И в день шестнадцатый весеннего месяца Мая Муза ушла с земли в небесные дали, в воздушные чертоги св. Девы.
* * *
И пока душа ее возносилась к чертогам неба, она вспоминала свою земную жизнь.
Вспомнила, как она сшила себе грубое одеяние, как построила в глубине родительского сада шалаш из ветвей, как бичевала себя и как заставляла себя днями лежать без движения, когда душа и ноги требовали плясок. И достаточно было запеть птице в ветвях дерева, как ноги Музы начинали двигаться и желание пляски, желание безумное, неудержимое, овладевало ею.
Тогда отроковица позвала брата своего и приказала ему сковать ее ноги.
И все окружающие удивлялись этой перемене, случившейся с нею, а родители гордились ее подвижничеством и святостью.
И слух о ней разнесся далеко по окрестностям, и стали приводить к ней девушек, страдавших ногами или неуклюжестью, и стали просить у нее помощи. И все, которых касалась она, приобретали исцеление, красивую и легкую походку, какой обладали городские танцовщицы.
Вспомнила она, как тридцать дней пролежала на сухих листьях без движения и с безумно-страстной тоской глядела сквозь ветви шалаша в синее небо и как казалось ей, что она видит там, за этим лазоревым пологом, походившим на мантию Богоматери, золотые подошвы блаженных дев, водящих надзвездные хороводы под чудесные звуки неведомых арф.
И еще вспомнился ей светлый майский день ее кончины.
Она сняла с себя грубую одежду и попросила облечь ее исхудавшее тело в серебристый брачный наряд. И все дивились ее худобе, прозрачности ее кожи, легкости ее тела.
Казалось, облачко лежало на ложе мха и листьев, облачко, спустившееся с неба; облачко, а не девушка.
И еще вспомнился ей последний час ее земной жизни. Благоуханный сад наполнился звуками. Таинственно и чудесно зашумели листья в саду, будто пели тайную песню ей одной, одной только ей. И ветви разукрасились цветами, и ярко зацвели мирты и гранаты, и весь дерн покрылся свежими, яркими цветами и по саду вместе с розовым светом разлилось благоухание, как будто все цветы безмолвными, благоухающими голосами запели хором священный гимн.

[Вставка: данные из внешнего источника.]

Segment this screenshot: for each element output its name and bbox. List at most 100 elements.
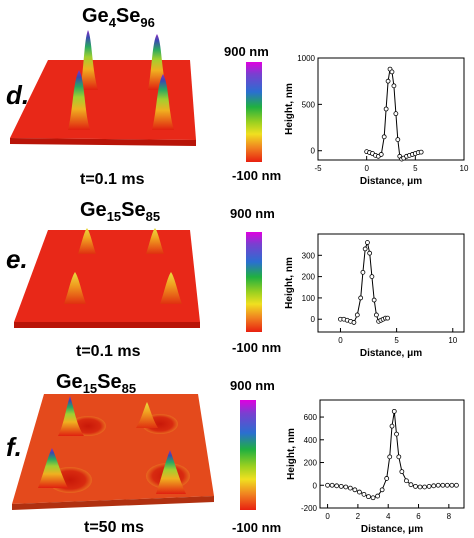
- y-tick-label: 400: [304, 436, 318, 445]
- x-tick-label: 10: [460, 164, 469, 173]
- y-tick-label: -200: [301, 504, 318, 513]
- y-tick-label: 600: [304, 413, 318, 422]
- data-point: [357, 489, 362, 495]
- data-point: [426, 484, 432, 489]
- data-point: [362, 246, 368, 252]
- afm-image-e: Ge15Se85 e. t=0.1 ms 900 nm -100 nm: [6, 199, 281, 360]
- y-axis-label: Height, nm: [284, 257, 295, 309]
- data-point: [399, 469, 405, 475]
- data-point: [365, 240, 370, 245]
- x-tick-label: 5: [413, 164, 418, 173]
- afm-peak: [64, 272, 86, 304]
- afm-image-d: Ge4Se96 d. t=0.1 ms 900 nm -100 nm: [6, 5, 281, 188]
- time-label-f: t=50 ms: [84, 519, 144, 536]
- afm-surface-edge-e: [14, 322, 200, 328]
- data-point: [389, 69, 395, 75]
- afm-surface-edge-d: [10, 138, 196, 146]
- x-tick-label: 6: [416, 512, 421, 521]
- x-tick-label: 5: [394, 336, 399, 345]
- afm-surface-edge-f: [12, 496, 214, 510]
- data-point: [375, 493, 380, 499]
- data-point: [389, 423, 395, 429]
- color-scale-bar-f: [240, 400, 256, 510]
- data-point: [367, 250, 373, 256]
- data-point: [325, 482, 330, 488]
- data-point: [444, 482, 450, 488]
- afm-peak: [160, 272, 182, 304]
- y-tick-label: 300: [302, 251, 316, 260]
- composition-label-d: Ge4Se96: [82, 5, 155, 30]
- data-point: [354, 312, 360, 318]
- data-point: [334, 483, 340, 489]
- afm-peak: [146, 228, 164, 254]
- data-point: [383, 106, 389, 112]
- data-point: [391, 83, 397, 89]
- y-tick-label: 1000: [297, 54, 315, 63]
- data-point: [360, 269, 366, 275]
- data-point: [381, 134, 387, 140]
- data-point: [361, 491, 367, 497]
- x-axis-label: Distance, μm: [361, 524, 423, 535]
- profile-chart-f: 0 2 4 6 8 -200 0 200 400 600 Distance, μm Height, n…: [286, 399, 465, 535]
- y-tick-label: 0: [311, 147, 316, 156]
- x-tick-label: 0: [338, 336, 343, 345]
- x-tick-label: 2: [356, 512, 361, 521]
- data-point: [338, 484, 344, 489]
- data-point: [395, 137, 401, 142]
- afm-peak: [78, 228, 96, 254]
- data-point: [418, 149, 424, 155]
- data-point: [370, 495, 376, 501]
- data-point: [374, 312, 379, 318]
- afm-peak: [58, 396, 84, 436]
- x-tick-label: 8: [447, 512, 452, 521]
- data-point: [371, 297, 377, 303]
- data-point: [393, 111, 399, 117]
- afm-peak: [80, 30, 98, 90]
- data-point: [351, 320, 357, 325]
- y-tick-label: 0: [313, 481, 318, 490]
- data-point: [396, 454, 402, 460]
- afm-surface-d: [10, 60, 196, 140]
- color-scale-bar-e: [246, 232, 262, 332]
- color-scale-bar-d: [246, 62, 262, 162]
- time-label-e: t=0.1 ms: [76, 343, 141, 360]
- data-point: [384, 476, 390, 481]
- scale-max-label-e: 900 nm: [230, 206, 275, 221]
- x-tick-label: 10: [448, 336, 457, 345]
- time-label-d: t=0.1 ms: [80, 171, 145, 188]
- panel-e: Ge15Se85 e. t=0.1 ms 900 nm -100 nm 0 5 10…: [0, 192, 474, 362]
- data-point: [391, 408, 397, 414]
- data-point: [449, 482, 455, 488]
- x-tick-label: 0: [364, 164, 369, 173]
- data-point: [352, 487, 358, 493]
- data-point: [366, 494, 371, 500]
- data-point: [422, 484, 427, 490]
- data-point: [387, 454, 393, 460]
- afm-peak: [38, 448, 68, 488]
- scale-max-label-f: 900 nm: [230, 378, 275, 393]
- data-point: [413, 484, 418, 489]
- afm-peak: [152, 74, 174, 130]
- afm-image-f: Ge15Se85 f. t=50 ms 900 nm -100 nm: [6, 371, 281, 536]
- panel-letter-d: d.: [6, 80, 29, 110]
- scale-min-label-e: -100 nm: [232, 340, 281, 355]
- data-point: [343, 484, 349, 490]
- data-point: [431, 483, 437, 489]
- data-point: [454, 482, 459, 488]
- composition-label-f: Ge15Se85: [56, 371, 136, 396]
- scale-min-label-f: -100 nm: [232, 520, 281, 535]
- data-point: [358, 295, 364, 301]
- data-point: [369, 274, 375, 280]
- afm-peak: [156, 450, 186, 494]
- data-point: [440, 482, 446, 488]
- y-tick-label: 0: [311, 315, 316, 324]
- data-point: [403, 478, 409, 484]
- data-point: [378, 152, 384, 157]
- y-tick-label: 500: [302, 100, 316, 109]
- data-point: [408, 482, 414, 488]
- x-tick-label: 4: [386, 512, 391, 521]
- data-point: [417, 484, 423, 490]
- data-point: [385, 315, 391, 321]
- composition-label-e: Ge15Se85: [80, 199, 160, 224]
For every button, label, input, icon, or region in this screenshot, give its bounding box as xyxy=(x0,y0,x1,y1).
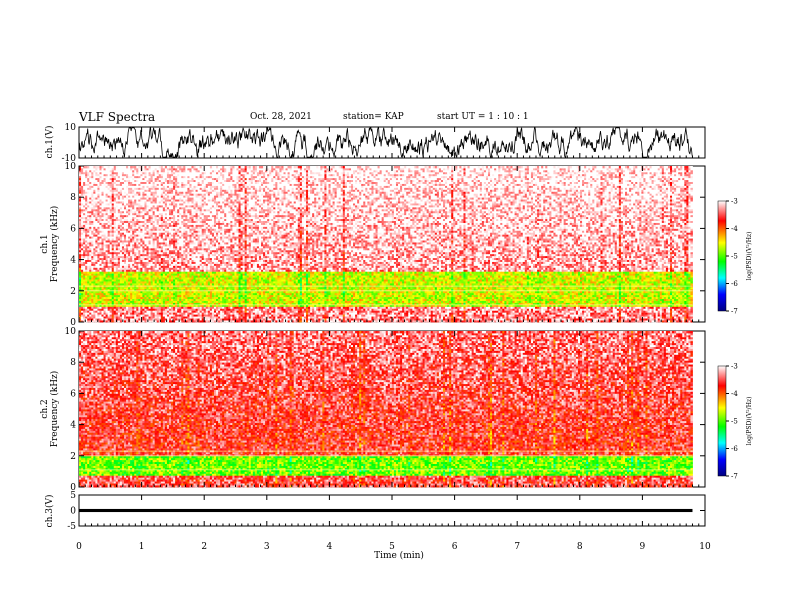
ch1-waveform-plot xyxy=(79,128,693,157)
ch1-spectrogram xyxy=(79,166,693,322)
ch1-waveform-line xyxy=(79,128,693,157)
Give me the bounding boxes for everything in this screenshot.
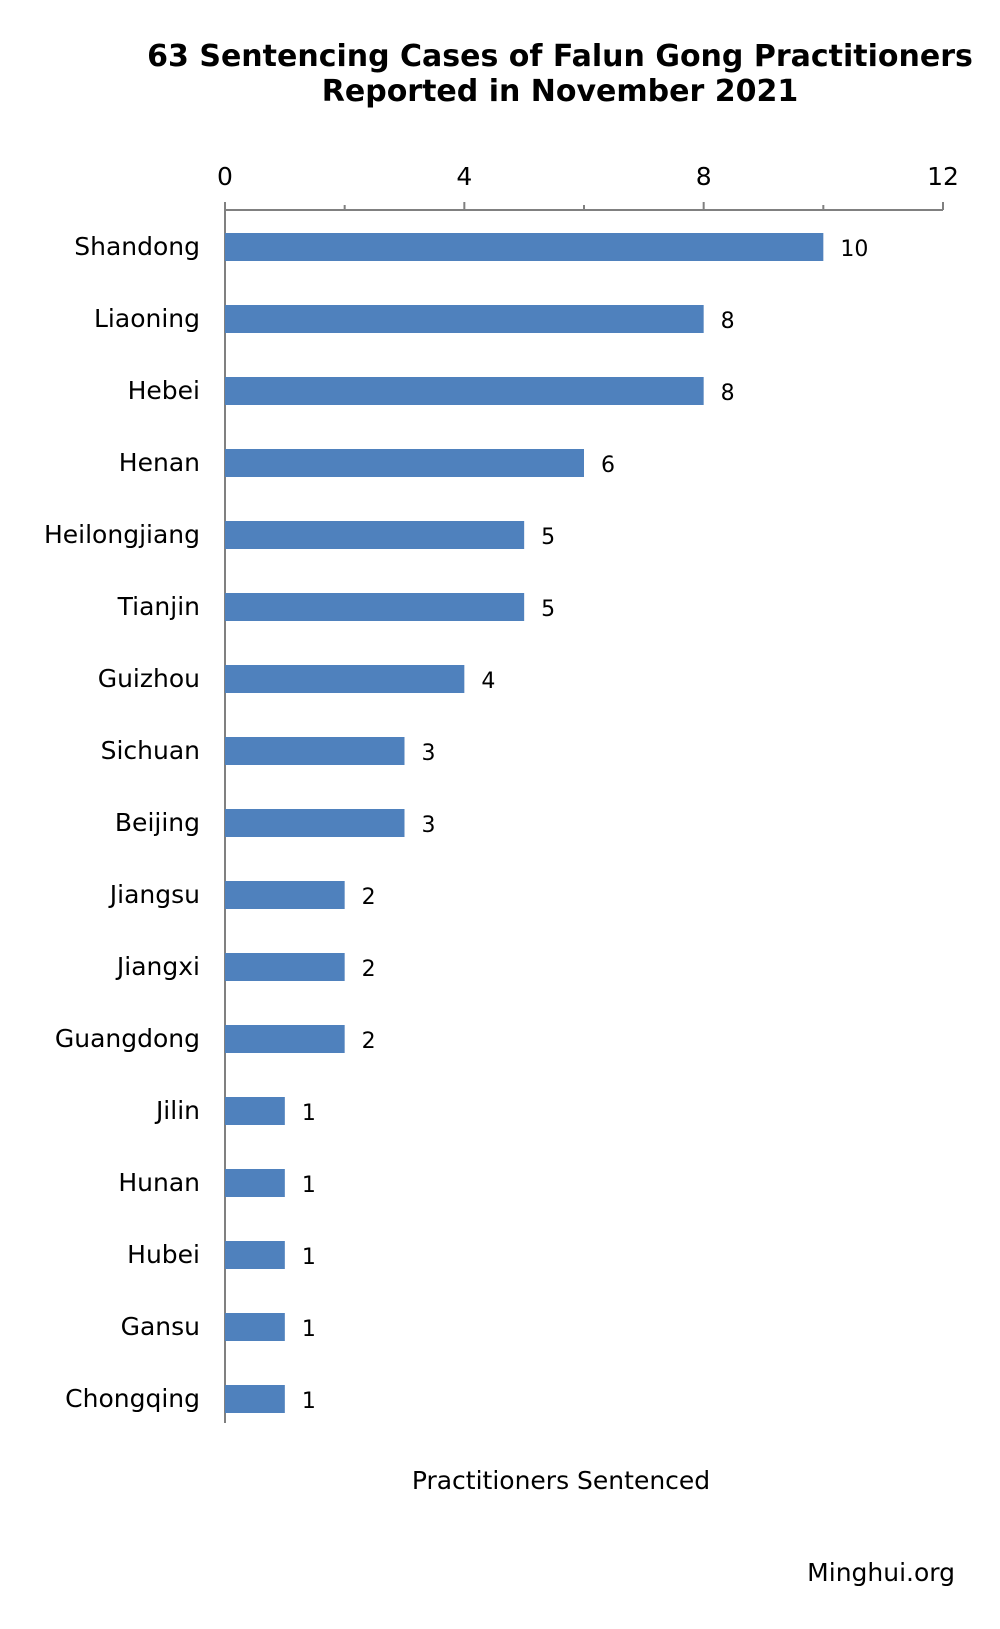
bar-beijing (225, 809, 405, 837)
data-label: 2 (362, 885, 376, 910)
category-label: Hebei (128, 376, 200, 405)
category-label: Jiangxi (115, 952, 200, 981)
category-label: Henan (119, 448, 200, 477)
x-tick-label: 12 (927, 162, 959, 191)
bar-henan (225, 449, 584, 477)
category-label: Tianjin (117, 592, 200, 621)
bar-gansu (225, 1313, 285, 1341)
x-tick-label: 0 (217, 162, 233, 191)
data-label: 5 (541, 597, 555, 622)
data-label: 3 (422, 813, 436, 838)
category-label: Guangdong (55, 1024, 200, 1053)
category-label: Sichuan (101, 736, 200, 765)
data-label: 6 (601, 453, 615, 478)
category-label: Chongqing (65, 1384, 200, 1413)
data-label: 1 (302, 1173, 316, 1198)
bar-chongqing (225, 1385, 285, 1413)
data-label: 8 (721, 309, 735, 334)
data-label: 2 (362, 957, 376, 982)
data-label: 5 (541, 525, 555, 550)
data-label: 1 (302, 1389, 316, 1414)
data-label: 2 (362, 1029, 376, 1054)
category-label: Shandong (74, 232, 200, 261)
bar-tianjin (225, 593, 525, 621)
x-axis-title: Practitioners Sentenced (412, 1466, 710, 1495)
category-label: Hunan (118, 1168, 200, 1197)
x-tick-label: 8 (696, 162, 712, 191)
data-label: 4 (481, 669, 495, 694)
category-label: Hubei (127, 1240, 200, 1269)
bar-hebei (225, 377, 704, 405)
x-tick-label: 4 (456, 162, 472, 191)
data-label: 1 (302, 1101, 316, 1126)
bar-shandong (225, 233, 824, 261)
category-label: Guizhou (98, 664, 200, 693)
bar-hunan (225, 1169, 285, 1197)
bar-jilin (225, 1097, 285, 1125)
bar-hubei (225, 1241, 285, 1269)
bar-sichuan (225, 737, 405, 765)
bar-jiangxi (225, 953, 345, 981)
category-label: Gansu (121, 1312, 200, 1341)
data-label: 10 (840, 237, 868, 262)
bar-jiangsu (225, 881, 345, 909)
bar-heilongjiang (225, 521, 525, 549)
category-label: Jiangsu (108, 880, 200, 909)
bar-guangdong (225, 1025, 345, 1053)
data-label: 1 (302, 1245, 316, 1270)
bars: Shandong 10 Liaoning 8 Hebei 8 Henan 6 Heilongji… (44, 232, 868, 1414)
category-label: Liaoning (94, 304, 200, 333)
data-label: 8 (721, 381, 735, 406)
data-label: 1 (302, 1317, 316, 1342)
chart-subtitle: Reported in November 2021 (322, 74, 798, 109)
bar-guizhou (225, 665, 465, 693)
category-label: Jilin (154, 1096, 200, 1125)
data-label: 3 (422, 741, 436, 766)
x-axis-ticks: 0 4 8 12 (217, 162, 959, 210)
category-label: Heilongjiang (44, 520, 200, 549)
bar-liaoning (225, 305, 704, 333)
chart-title: 63 Sentencing Cases of Falun Gong Practi… (147, 39, 973, 74)
source-credit: Minghui.org (807, 1558, 955, 1587)
category-label: Beijing (115, 808, 200, 837)
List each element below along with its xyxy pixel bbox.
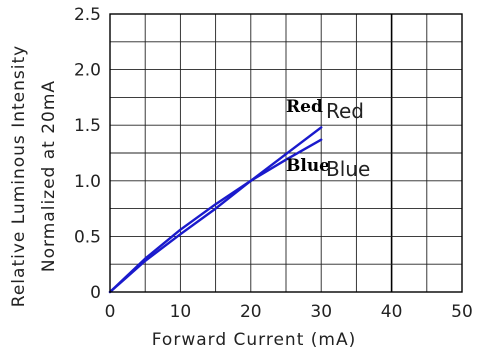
blue-label-thin: Blue: [326, 157, 370, 181]
y-axis-title-line-2: Normalized at 20mA: [39, 80, 59, 272]
x-axis-title: Forward Current (mA): [152, 330, 356, 350]
x-tick-label: 20: [240, 302, 262, 322]
x-tick-label: 50: [451, 302, 473, 322]
series-lines: [108, 126, 323, 294]
x-tick-label: 30: [310, 302, 332, 322]
x-tick-labels: 0 10 20 30 40 50: [105, 302, 473, 322]
y-tick-labels: 0 0.5 1.0 1.5 2.0 2.5: [74, 5, 101, 303]
y-tick-label: 2.0: [74, 61, 101, 81]
red-label-bold: Red: [286, 97, 323, 117]
series-line-red: [108, 126, 323, 294]
x-tick-label: 0: [105, 302, 116, 322]
series-line-blue: [108, 138, 323, 294]
x-tick-label: 10: [170, 302, 192, 322]
y-tick-label: 2.5: [74, 5, 101, 25]
red-label-thin: Red: [326, 99, 364, 123]
y-axis-title-line-1: Relative Luminous Intensity: [9, 45, 29, 307]
y-tick-label: 0.5: [74, 227, 101, 247]
y-tick-label: 1.0: [74, 172, 101, 192]
y-tick-label: 0: [90, 283, 101, 303]
plot-frame: [109, 13, 463, 293]
blue-label-bold: Blue: [286, 156, 330, 176]
x-tick-label: 40: [381, 302, 403, 322]
y-tick-label: 1.5: [74, 116, 101, 136]
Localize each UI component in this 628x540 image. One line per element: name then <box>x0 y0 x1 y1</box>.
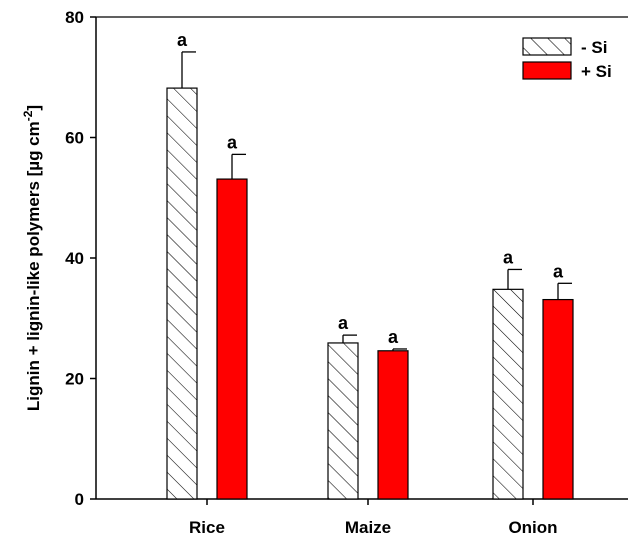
x-tick-label: Rice <box>189 518 225 537</box>
significance-label: a <box>388 327 399 347</box>
y-axis-label-superscript: -2 <box>21 110 35 121</box>
y-tick-label: 20 <box>65 370 84 389</box>
plot-area: 0 20 40 60 80 a a Rice a a Maize a a Onion <box>65 8 628 537</box>
bar <box>542 298 574 500</box>
bar <box>492 288 524 500</box>
significance-label: a <box>338 313 349 333</box>
x-tick-label: Onion <box>508 518 557 537</box>
y-tick-label: 80 <box>65 8 84 27</box>
significance-label: a <box>177 30 188 50</box>
bar <box>166 87 198 500</box>
legend-swatch <box>522 61 572 80</box>
x-tick-label: Maize <box>345 518 391 537</box>
y-tick-label: 60 <box>65 129 84 148</box>
significance-label: a <box>503 247 514 267</box>
y-tick-label: 40 <box>65 249 84 268</box>
legend-label: - Si <box>581 38 607 57</box>
significance-label: a <box>227 132 238 152</box>
bar <box>327 342 359 500</box>
legend-label: + Si <box>581 62 612 81</box>
y-axis-label: Lignin + lignin-like polymers [µg cm-2] <box>21 105 43 411</box>
y-tick-label: 0 <box>75 490 84 509</box>
bar <box>377 350 409 500</box>
legend-swatch <box>522 37 572 56</box>
bar <box>216 178 248 500</box>
legend: - Si + Si <box>522 37 612 81</box>
significance-label: a <box>553 261 564 281</box>
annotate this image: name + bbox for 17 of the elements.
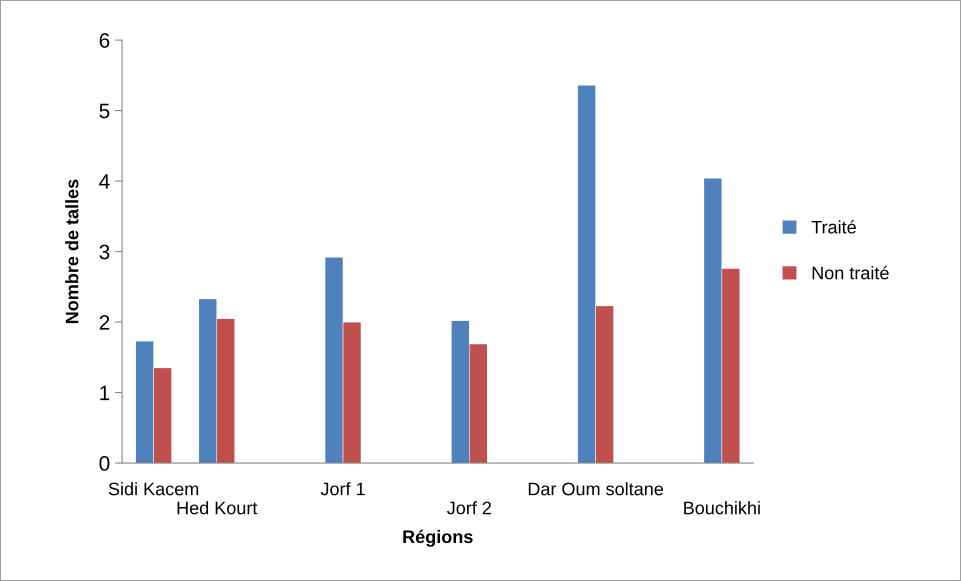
x-tick-label: Sidi Kacem xyxy=(108,482,198,496)
x-tick-label: Jorf 2 xyxy=(447,501,491,514)
y-axis-title: Nombre de talles xyxy=(65,180,78,324)
y-tick-label: 5 xyxy=(99,104,110,118)
y-tick-label: 1 xyxy=(100,386,110,400)
x-tick-label: Hed Kourt xyxy=(178,501,258,514)
x-tick-label: Bouchikhi xyxy=(684,501,760,514)
y-tick-label: 6 xyxy=(100,33,110,48)
y-tick-label: 0 xyxy=(99,456,110,471)
x-tick-label: Jorf 1 xyxy=(320,482,365,496)
y-tick-label: 3 xyxy=(99,244,110,260)
legend-label: Non traité xyxy=(812,266,889,280)
legend-label: Traité xyxy=(812,220,856,234)
y-tick-label: 4 xyxy=(99,174,110,189)
x-tick-label: Dar Oum soltane xyxy=(528,482,664,496)
x-axis-title: Régions xyxy=(403,530,473,547)
y-tick-label: 2 xyxy=(100,315,110,330)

И в это мгновение порвалась цепь, которой скованы были ноги отроковицы, и серебряный звон разнесся по саду. И помнилось ей, что небо над головой ее разверзлось, и увидела она там, в голубой глубине, бесконечные хороводы пляшущих дев, освещенных лучами необычайного солнца.
И воспарила она к нему, легкая и прозрачная, как серебристое облачко, веселая и свободная, как птица.
И вот теперь вихрем несется она туда, в неведомую даль, освобожденная от тяжести тела, от всех земных пут. И уже бестелесные ноги ее, внимая ритму божественной песни, готовятся к пляске, и радуется душа ее, так долго лишенная пляски.
С днями земного лета совпадало на небе время больших торжеств. Хотя там, среди серебряного эфира и золотых облаков в сиянии ликующего солнца, не было времен года, а вечно царило весеннее благорастворение воздуха, но небесный праздник приурочивался к светлым дням св. Троицы.